Над гнилью кладбища, над щебнем пустырей, над сном окраины выкатывалось солнце. И прачки, выйдя из кривых своих дверей, пооткрывали лучезарные оконца. Ночной извозчик понуканьем и вожжей бодрил свою четвероногую подругу. Внизу лебедка тарахтела над баржой и пирамидой серебрился жирный уголь. Под солнцем колокол рыбачек разбудил: веселый парус волочил к ним рыбью свору. Горластый город медленно всходил — скользя сетьми, всходил на гальчатую гору. В час пробуждения береговых громад маячные глаза меланхолично тухли. И почтальон, подвыпивший номад, уже входил в намыленные кухни, где цвел кастрюльный строй и жаждущим на страх цвели сентенции в стекле и в полотенцах. Из окон фрейлейн Форст на всех парах уже летели фортепьянные коленца. Умывшись и свернув на полинялом темени наследие былой златой своей красы, служительница муз, без мужа и без племени, уселась за свои дисканты и басы. На трех ногах — кормилец лакированный — заплакал чернокрылый крокодил. Под низким ветром садик обворованный завыл, как если б вор с ребенком уходил — прочь с грузом маленьким, браслетистым и голым, как тот, кого на олеандровом столе в альбоме пухлом держат новоселы иль дедушки слегка навеселе. Ружьем сражен, жених фату венчальную унес, покрыв стеклом свое лицо. И вот взамен колечка обручального одно салфетное осталось с ней кольцо. Одна в сочельник, согнутая слушаньем вразвалку скачущих и тренькающих гамм, самой себе она сервировала кушанья, и молча клался гусь к брусничным берегам. Как три волхва, три короля, три странника, доверила она свой путь звезде. И со звездой над елкою осанистой состарилась в привычной борозде. Бесшумные учительницы музыки, легки ли вам железные цветы? Иль всё еще в своих жакетках узеньких вы нотные шевелите листы? И вечером вдоль парапета гавани, где давится своими зернами лабаз, вы, так и не отведавшие плаваний, болтаетесь (как в фонарях недужный газ под утро). С вами ридикюль из лайки, и вы, наколочкой тряся на малышей, кидаете пригоршни катышей сверкающим неугомонным чайкам. 1931

«Жаждет влаги обугленный бор…»

Жаждет влаги обугленный бор. Изогнулись дерев поясницы. Гробовой беспросветный укор в кругляках остывающей птицы.

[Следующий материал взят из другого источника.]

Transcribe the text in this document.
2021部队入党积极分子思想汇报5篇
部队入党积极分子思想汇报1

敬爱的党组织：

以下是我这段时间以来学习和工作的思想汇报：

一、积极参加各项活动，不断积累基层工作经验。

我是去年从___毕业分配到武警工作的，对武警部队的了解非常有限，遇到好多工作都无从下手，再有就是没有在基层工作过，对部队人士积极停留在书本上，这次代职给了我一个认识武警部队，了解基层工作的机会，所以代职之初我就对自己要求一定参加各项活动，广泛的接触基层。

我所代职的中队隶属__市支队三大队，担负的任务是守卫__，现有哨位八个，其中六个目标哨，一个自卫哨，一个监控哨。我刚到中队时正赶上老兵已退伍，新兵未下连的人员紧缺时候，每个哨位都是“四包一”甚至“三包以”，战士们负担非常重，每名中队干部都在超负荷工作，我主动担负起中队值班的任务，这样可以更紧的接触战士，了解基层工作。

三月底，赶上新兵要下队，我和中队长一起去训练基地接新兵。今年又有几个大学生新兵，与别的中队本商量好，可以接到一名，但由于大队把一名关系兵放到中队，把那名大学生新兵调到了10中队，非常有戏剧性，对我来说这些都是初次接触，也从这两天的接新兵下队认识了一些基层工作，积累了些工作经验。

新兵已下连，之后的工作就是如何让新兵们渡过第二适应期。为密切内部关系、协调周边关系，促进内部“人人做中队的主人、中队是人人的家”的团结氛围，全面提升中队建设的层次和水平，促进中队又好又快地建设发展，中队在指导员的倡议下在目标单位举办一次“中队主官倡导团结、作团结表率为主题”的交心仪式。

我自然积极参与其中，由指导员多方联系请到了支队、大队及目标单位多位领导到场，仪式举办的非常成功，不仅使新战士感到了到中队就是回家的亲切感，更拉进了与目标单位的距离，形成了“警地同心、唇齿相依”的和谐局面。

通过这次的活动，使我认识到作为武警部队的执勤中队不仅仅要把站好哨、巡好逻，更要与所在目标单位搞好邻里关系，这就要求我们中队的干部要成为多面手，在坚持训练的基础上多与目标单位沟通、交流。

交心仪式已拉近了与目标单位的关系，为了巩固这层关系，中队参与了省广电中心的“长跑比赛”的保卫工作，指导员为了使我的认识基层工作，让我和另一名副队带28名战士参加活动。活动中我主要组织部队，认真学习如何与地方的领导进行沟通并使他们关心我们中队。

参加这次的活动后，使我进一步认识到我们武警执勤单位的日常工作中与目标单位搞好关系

О, в жаровне над жаром оса! Столкновенье зари с палачами! Сиротинушка, чьи волоса только солнце ласкает лучами. Белый воздух, который висит поутру над сырым листопадом. Белый лекарь, который косит, чтоб с предсмертным не встретиться взглядом… Что дороже нам: розы иль рожь? Днем — глаза мы за пазуху прячем. (Теснота. Ослепление. Ложь.) Ночь. И что ж? Мы от зрячести плачем. 1935

«Разве помнит садовник, откинувший стекла к весне…»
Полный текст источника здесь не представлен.